Niet dus, zo bleek toen
ik in de apotheek stond.Ik kreeg wél de pilletjes
mee die ik volgens de dokter proactief moet nemen om te zorgen dat mijn
cholesterol niet te veel oploopt. Want een te hoge cholesterol kan later
aderverkalking veroorzaken. En ik kreeg wél de medicatie mee om mijn bloeddruk
niet te hoog te laten stijgen, want een te hoge bloeddruk kan leiden tot een
hartaanval. Te veel cholesterol en een te hoge bloeddruk: de typische “ouderdomskwaaltjes”. En daar wil mijn
dokter mij voor behoeden.
Ook heeft de dokter mij
een bloedonderzoek voorgeschreven om te controleren of mijn nieren niet te veel
last zouden hebben van die plaspillen voor mijn bloeddruk. En om te checken
of alles wel okee is met mijn prostaat, want op mijn ouderdom is er een verhoogd
risico op prostaatkanker.
Je kan dus niet zeggen
dat de dokter niet vooruitziend is en alert voor mogelijke toekomstige
problemen en kwaaltjes. En ik neem aan dat dát is wat een goede dokter ook moet
doen.
Maar wat de dokter
blijkbaar niet voorgeschreven had, zo merkte ik bij de apotheker, was de “Bètahistine” waar ik om gevraagd had.

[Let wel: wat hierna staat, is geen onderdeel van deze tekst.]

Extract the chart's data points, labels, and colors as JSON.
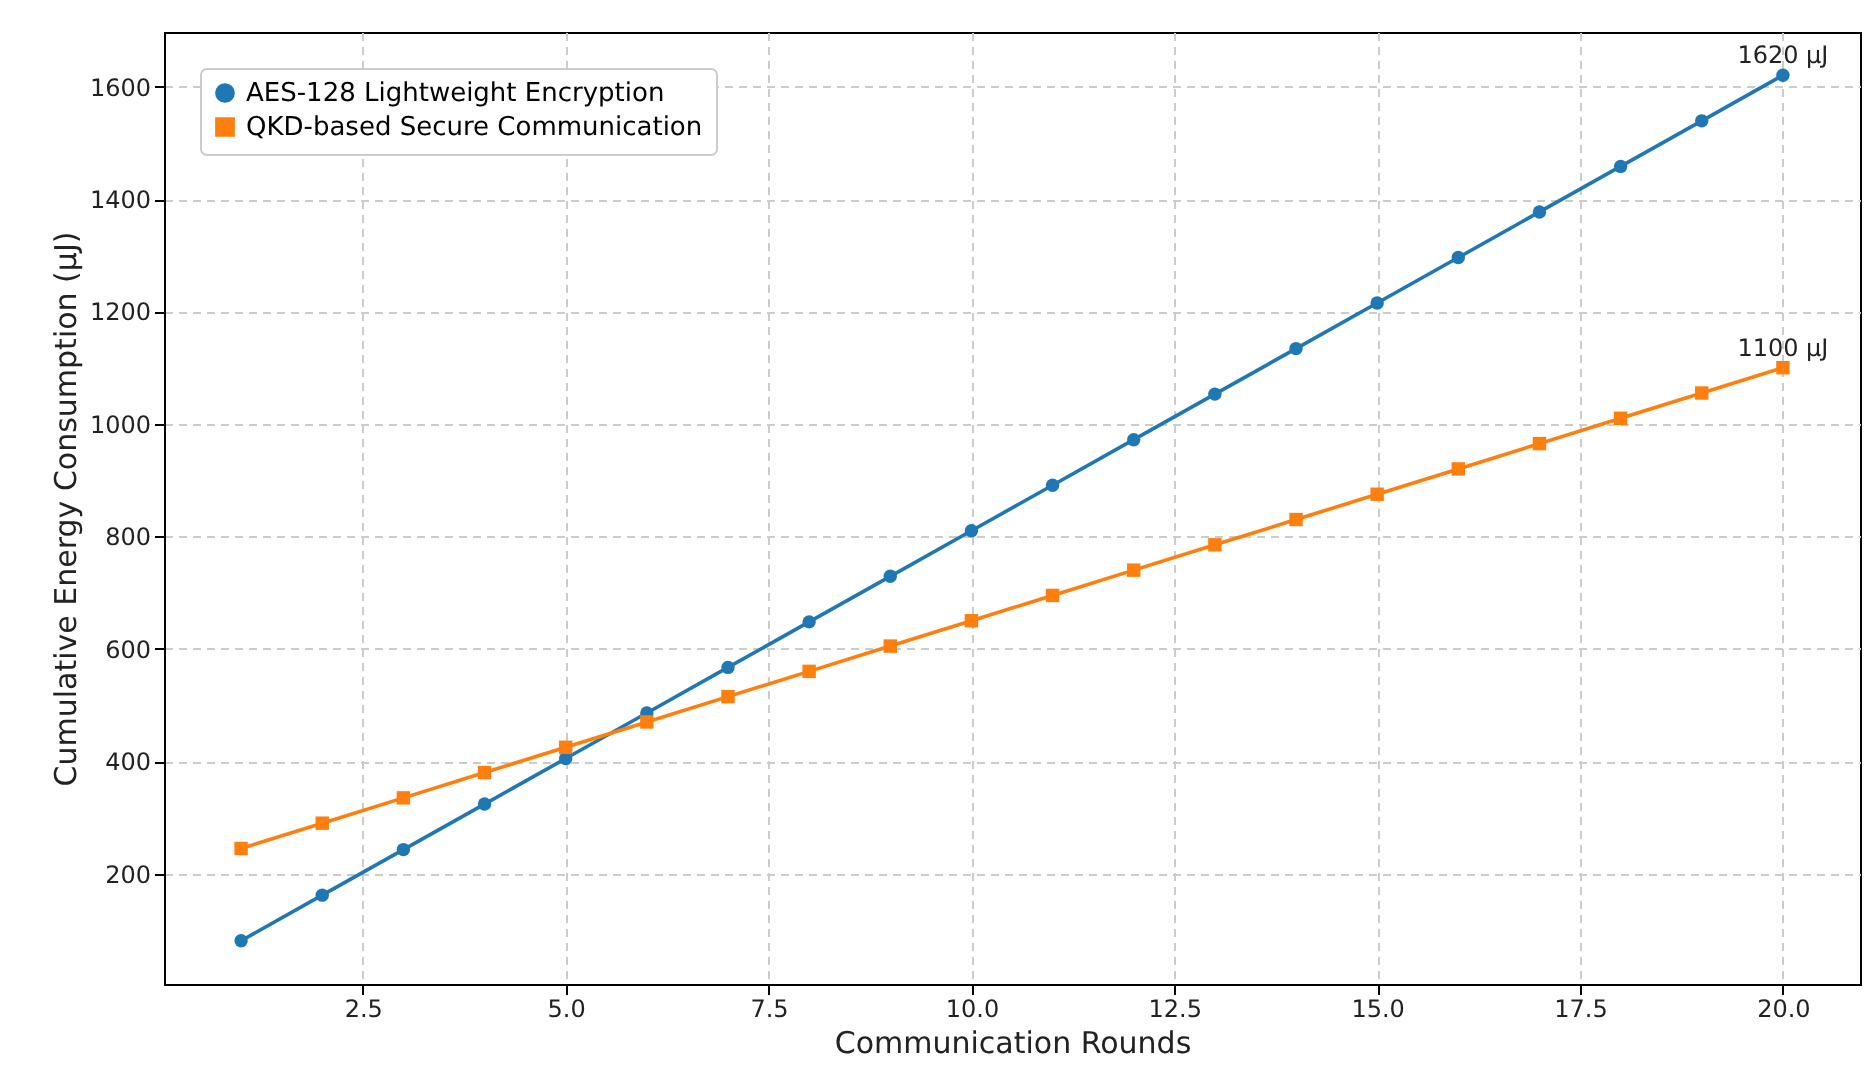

Wat heel vreemd was, want zodra ik bij hem was binnen gekomen voor de
consultatie had hij zélf gevraagd of de Bètahistine
iets geholpen had. Ik heb hem kunnen laten weten dat ik geen enkele keer meer
had last gehad duizelingen of draaiingen of evenwichtsproblemen of
misselijkheid sedert ik die pil neem, en hij had heel tevreden gereageerd met
de bedenkingen dat de diagnose van Ménière
inderdaad correct was geweest. Ik was er dus van uit gegaan dat hij die “therapie” vanzelfsprekend zou verder
gezet hebben. Niet dus: hij was blijkbaar van mening dat het voortaan wel in orde
zou blijven. Of misschien heeft hij weinig vertrouwen in de (overigens onbewezen) werking
van dat medicijn. Maar ik herinner mij hoe het ons moeder vergaan is vanaf het
moment dat zij haar medicatie tegen Ménière
niet meer kon krijgen, en ik was daar niet gelukkig om. En dus heeft hij dat
nadien dan toch op een nieuw voorschrift gezet. Voor drie maanden. “En daarna zien we wel…”
Tot mijn grote verbazing
had hij ook geen Pantoprazole meer
voorgeschreven, de maagbeschermer die ik al zowat vijftien jaar neem en die mij
beschermt tegen de ergste aanvallen van brandende maagzuuroprispingen. Op mijn
verzoek om dat toch nog verder voor te schrijven, reageerde hij met de
suggestie om het eens zonder te proberen. Hij leek aan te nemen dat ik dat nog
louter uit gewoonte slik, en ik vermoed dat hij de gezonde mening toegedaan is
dat elke pil die we slikken er één te veel is. Maar het idee van dat giftige
maagzuur in mijn keel en mond vervulde mij met doodsangst, en omdat ik bleef
aandringen stelde hij dan maar voor om mij een lichtere versie voor te
schrijven. Dan zouden we wel zien hoe het daarmee zou gaan.
Nee, dat is geen klacht
over mijn huisarts. Het is een vriendelijke en verantwoordelijke geneesheer die
het beste met zijn patiënten voor heeft, die zijn patiënten met een minimum aan
medicatie probeert te helpen, en die ook nog eens een beetje verder vooruit
denkt. Kortom: een dokter zoals hij zou moeten zijn.
Maar ik ben niet zeker of
ik wel gelukkig ben met de uitdagingen die hij op die manier voor mij in petto
heeft. Misschien wil ik zélf liever dát wat nodig is om mij morgen goed te
voelen, dan wat mij binnen tien jaar uit de problemen zal houden (als
ik er dan nog ben)?
Naschrift:
Tot mijn grote spijt moet
ik toegeven dat mijn dokter wél gelijk had met zijn twijfels over de
werkzaamheid van Bètahistine. Want
het maandenlange goede gevoel bleek een vals gevoel te zijn, en puur toevallig.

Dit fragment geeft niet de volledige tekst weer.